Lately we started seeing each other more often than usual and I noticed that she would often talk about other people. I noticed this habit of hers; talking about others, rather than talking to others. I didn’t particularly like this habit, and any time she vented about someone, I suggested she speak directly to the person she had the issue with, to which she would reply “yeah, I know, I know.” And that was that.

Over the past few months I felt some judgement coming from this friend and I had another friend mention a comment this person said about me, but I brushed it off and took responsibility to own my shit. The comment triggered me because there was some truth to it.

As it turns out, this friend has been saying many negative things about me to other people, rather than talking directly to me about her issues. I shouldn’t be surprised, if anything, I should have expected it. If someone is constantly pointing out the faults in others, they will eventually find them in you too.

This brings me to a fork in the road; do I continue this friendship or do I walk away? I like to give people the benefit of the doubt, I like to focus on the best in others and I do my best to see the positive qualities in everyone. I do see this friend as someone who has a lot to offer to the world and I see her as someone who is struggling on her journey, just as many of us are. I enjoy being with her and walking through this journey together and now I realize that our paths are veering off into different directions. I still have love for this person and I will do my best to have encouraging and supportive thoughts for her however I don’t see this person as a friend.

It’s funny because I would always say: “strangers are friends we haven’t met yet” – I saw everyone as a friend but now I’m re-evaluating the way I see friendship. I am learning to see that friendship is built on a solid foundation of trust.

I’m learning to pay attention to how my friends talk about other people, I’m starting to see that you can learn more about a person based on what they say about others rather than what others have to say about them.
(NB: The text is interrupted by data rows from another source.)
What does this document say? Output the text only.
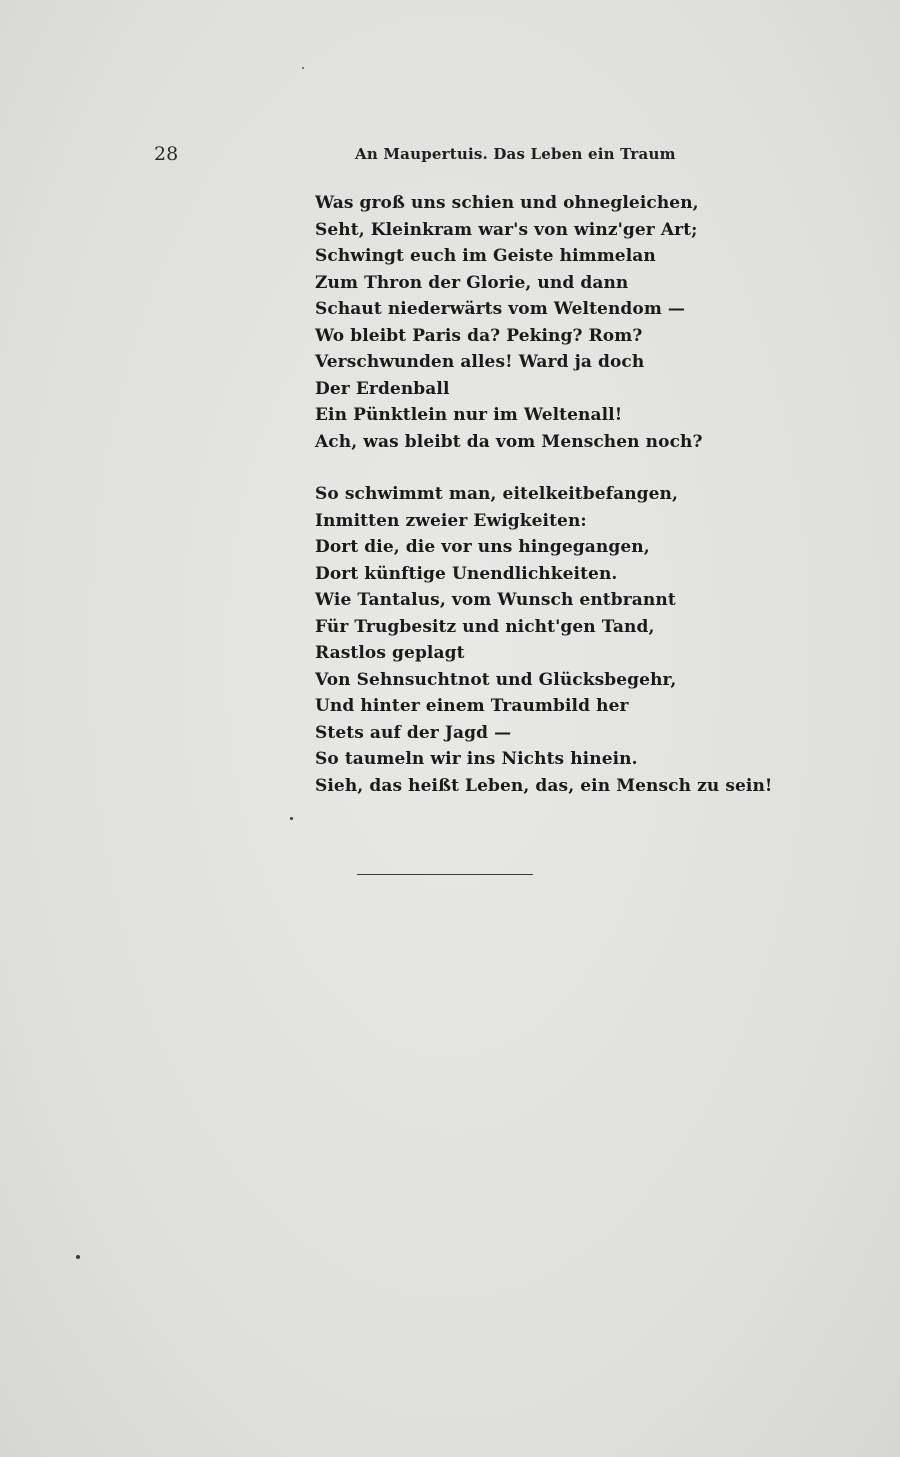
28	An Maupertuis. Das Leben ein Traum
Was groß uns schien und ohnegleichen,
Seht, Kleinkram war's von winz'ger Art;
Schwingt euch im Geiste himmelan
Zum Thron der Glorie, und dann
Schaut niederwärts vom Weltendom —
Wo bleibt Paris da? Peking? Rom?
Verschwunden alles! Ward ja doch
Der Erdenball
Ein Pünktlein nur im Weltenall!
Ach, was bleibt da vom Menschen noch?
So schwimmt man, eitelkeitbefangen,
Inmitten zweier Ewigkeiten:
Dort die, die vor uns hingegangen,
Dort künftige Unendlichkeiten.
Wie Tantalus, vom Wunsch entbrannt
Für Trugbesitz und nicht'gen Tand,
Rastlos geplagt
Von Sehnsuchtnot und Glücksbegehr,
Und hinter einem Traumbild her
Stets auf der Jagd —
So taumeln wir ins Nichts hinein.
Sieh, das heißt Leben, das, ein Mensch zu sein!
If someone spends a lot of time bashing others, putting people down, talking about people behind their back, there’s a very good chance they will do the same thing to you.

In general, I don’t mind if people talk about me behind my back, I feel pretty good about myself and I assume most people have positive things to say about me.

However, I don’t agree with people that spend their time finding faults in others and spreading their negativity around to anyone who will listen.

I choose to surround myself with positive, loving people and most importantly; people who own their shit, rather than those who don’t have the courage to look at themselves and instead blame everyone else for how they feel.

I understand that no one can make me feel a certain way, even if a friend talks poorly about me behind my back and is nice to my face. It’s my choice to feel betrayed and see this “friend” as dishonest, OR I can choose to feel compassion and see this person as someone who is doing the best they can from where they are. For a while we may have shared a similar path through life and for a while, we may walk separate paths, perhaps one day our paths will cross again, in the mean time, I respect this person and the journey she’s on.

It seems to me that when we walk on the path together, we are friends, we trust each other and we support each other. When we take separate paths, we become acquaintances, friendly in passing, but not friends.

Friendship is reserved for those who are able to see you through your difficult times and help you rise up when you’re feeling down. Friendship is for those who always see the best in you and only have positive things to say about you, if they are upset with you, they talk to you, not about you.

Friendship is never having to say you’re sorry because a true friend will always understand that you are doing the best you can. See real friends don’t make each other feel bad, instead real friends lift each other up and bring out the best in one another. Real friends are precious gems, rare and unique, if you have a real friend, take good care of them because they can be hard to find.